It’s funny how one day slips into another. Knowing the current day of the week is mostly meaningless but the kids and I usually insist on knowing (it’s Sunday, by the way). Not much has changed in Ontario. A few more businesses were taken off of the essentials list. Numbers are climbing still (positive COVID-19 cases, death rates and recovery rates). At this point, even though the ministry has said they are hoping schools will reopen May 1 (it’s currently April 5th), I’m not hopeful. I’m pretty sure we will lose the remainder of the year. It will be an indefinite closure of schools and businesses. Some top Canadian doctors are saying this will continue until the summer. Ugh. I can’t even process this.
So far, we seem to be fairing well-ish. We have a week day routine in place. My eldest appreciates and blooms with routine and expectations. My youngest is having a harder time with it. He fights me on everything and anything. He misses his friends so much. I try to put him in touch with his closest friends but it’s not working. He wants to be left alone, watch tv, and play video games. I don’t feel like I can do this, I can’t just let my eight year old turn to mush. So we butt heads. A lot. To the point of tears on some days. We had such a bad fight this week, I couldn’t stay in the same room as him at bedtime. He was so hurtful and insulting. I didn’t do right by him that day. I let my emotions get the best of me. I wasn’t there for him in the way he wanted. I couldn’t figure out what he wanted from me, to be honest. It ended with him telling me that he shouldn’t have been born, he should end his life, and everyone will be happier for it. I was beside myself with sadness and fear. My husband had to come in and deal with us both. I cried myself to sleep. No wonder I have had two migraines back to back this weekend. We have since dialed back on the expectations we have for him. We don’t push him as much. He does seem happier with that. We have made up, made peace, and feel joy again with each other. Darkest moment of my life.
Schooling continues to be at home. I have exercise books and the internet. I’m doing what I can to keep them engaged for a short duration each day. Starting Monday, the board will start taking back some of the educational aspect of home schooling. We don’t quite know what that will look like, but it seems that teachers are scrambling to get content to the kids and then the kids have a week to do the work assigned. I’m not sure how teaching is going to look yet. They don’t have online discussions yet via webinars. It’s just posted info at this point. But it’s the first week and things will evolve. This is an experiment for all of us. On the bright side, my daughter is learning how to type and she and I are learning how to play the piano now! Both kids have also started a coding program online, which is a ‘live’ teaching format, and they both have started working with math tutors online in a ‘live’ format as well!

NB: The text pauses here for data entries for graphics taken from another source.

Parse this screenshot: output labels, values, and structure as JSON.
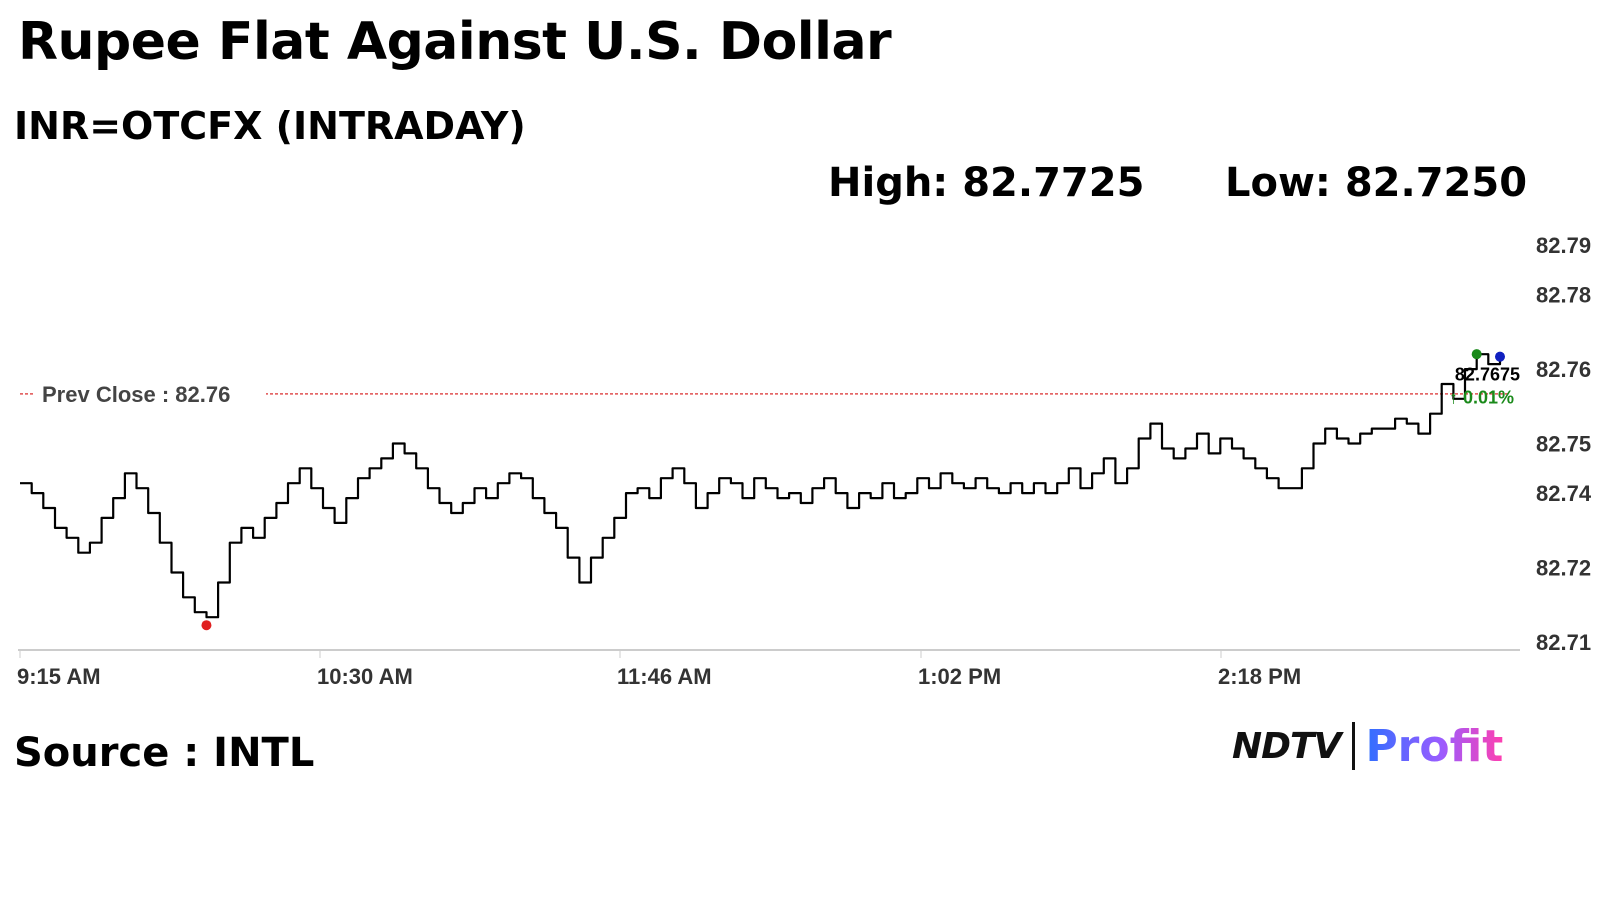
{
  "header": {
    "title": "Rupee Flat Against U.S. Dollar",
    "subtitle": "INR=OTCFX (INTRADAY)",
    "high_text": "High: 82.7725",
    "low_text": "Low: 82.7250"
  },
  "footer": {
    "source": "Source : INTL",
    "logo_ndtv": "NDTV",
    "logo_profit": "Profit"
  },
  "colors": {
    "line": "#000000",
    "prev_close_line": "#e05050",
    "low_marker": "#e02020",
    "high_marker": "#1a8a1a",
    "last_marker": "#1020c0",
    "axis": "#cccccc"
  },
  "chart_data": {
    "type": "line",
    "title": "",
    "xlabel": "",
    "ylabel": "",
    "x_ticks": [
      "9:15 AM",
      "10:30 AM",
      "11:46 AM",
      "1:02 PM",
      "2:18 PM"
    ],
    "y_ticks": [
      "82.79",
      "82.78",
      "82.76",
      "82.75",
      "82.74",
      "82.72",
      "82.71"
    ],
    "y_tick_values": [
      82.79,
      82.78,
      82.765,
      82.75,
      82.74,
      82.725,
      82.71
    ],
    "ylim": [
      82.71,
      82.79
    ],
    "prev_close": 82.76,
    "prev_close_label": "Prev Close : 82.76",
    "last_value_label": "82.7675",
    "change_label": "↑ 0.01%",
    "legend": "none",
    "grid": false,
    "series": [
      {
        "values": [
          82.742,
          82.74,
          82.737,
          82.733,
          82.731,
          82.728,
          82.73,
          82.735,
          82.739,
          82.744,
          82.741,
          82.736,
          82.73,
          82.724,
          82.719,
          82.716,
          82.715,
          82.722,
          82.73,
          82.733,
          82.731,
          82.735,
          82.738,
          82.742,
          82.745,
          82.741,
          82.737,
          82.734,
          82.739,
          82.743,
          82.745,
          82.747,
          82.75,
          82.748,
          82.745,
          82.741,
          82.738,
          82.736,
          82.738,
          82.741,
          82.739,
          82.742,
          82.744,
          82.743,
          82.739,
          82.736,
          82.733,
          82.727,
          82.722,
          82.727,
          82.731,
          82.735,
          82.74,
          82.741,
          82.739,
          82.743,
          82.745,
          82.742,
          82.737,
          82.74,
          82.743,
          82.742,
          82.739,
          82.743,
          82.741,
          82.739,
          82.74,
          82.738,
          82.741,
          82.743,
          82.74,
          82.737,
          82.74,
          82.739,
          82.742,
          82.739,
          82.74,
          82.743,
          82.741,
          82.744,
          82.742,
          82.741,
          82.743,
          82.741,
          82.74,
          82.742,
          82.74,
          82.742,
          82.74,
          82.742,
          82.745,
          82.741,
          82.744,
          82.747,
          82.742,
          82.745,
          82.751,
          82.754,
          82.749,
          82.747,
          82.749,
          82.752,
          82.748,
          82.751,
          82.749,
          82.747,
          82.745,
          82.743,
          82.741,
          82.741,
          82.745,
          82.75,
          82.753,
          82.751,
          82.75,
          82.752,
          82.753,
          82.753,
          82.755,
          82.754,
          82.752,
          82.756,
          82.762,
          82.759,
          82.765,
          82.768,
          82.766,
          82.7675
        ]
      }
    ],
    "high": 82.7725,
    "low": 82.725
  }
}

On to some other good news, the weather is improving and I’m trying to get the kids outside at least once a day. Every day, I walk around my gardens and I love the growth that I’m starting to see. My snowdrop flowers have finished blooming but my tulips, iris and daffodils are starting to grow! Spring is definitely here. The birds are chirping more and more. The sun comes out. Some days we can go out in sweatshirts instead of coats. I’ve put away most of our winter gear! It’s almost time for Easter/Passover. Hope is coming to us in the form of nature and I love it!
We miss our families. We have been using FaceTime to chat with my parents, grandmother and brothers for our usual Friday night dinners that we are missing. My kids text them regularly too. It’s so sweet. We call my inlaws often. I email them with photos of the kids almost daily. It we miss the physical closeness of it. We drove to my mom’s on the weekend. We haven’t been in the car in weeks and it was weird! The bought some supplies for us, so we did a porch pickup and we chatted with them through the dining room window. I almost cried. My grandmother teared up. Then we did the same with my inlaws. They stood on the porch and we spoke to them from the driveway. My mother in law looked emotional. This is taking a big mental health hit on everyone. It’s very hard. I try texting my friends every once in a while to check in. I even mailed out hand written cards to a few of them, just letting them know that they are not forgotten. They loved it and most even sent a card back to me!
I’ve been baking a lot lately. Going through a lot of flour, sugar and eggs. I tried my hand at Instant Pot bread. Not one of my finest moments. 😆 But it was edible. I bake every few days and I’m sure when this is all over, I’ll be twenty pounds heavier! My son has trouble with the food situation. He knows I can’t run to the store and pickup what he wants but he insists on eating his go-to foods. He has always been a lucky eater and the ADHD meds he’s on makes it worse. Many of our fights stem from food. We have stopped his meds when the whole issue blew up this week (he doesn’t sleep while he’s on the meds either) so we decided to give him a break. He’s also on melatonin (as is my eldest) and it has helped. He said he’s so happy for the sleep. So am I.
At this point, all we can do is continue with social distancing and take one day at a time. I’m grateful that we are all home and healthy. I’m grateful for the front line health workers. I’m grateful we can still get most of our necessary supplies. One day at a time is all anyone can do. Be well and stay safe.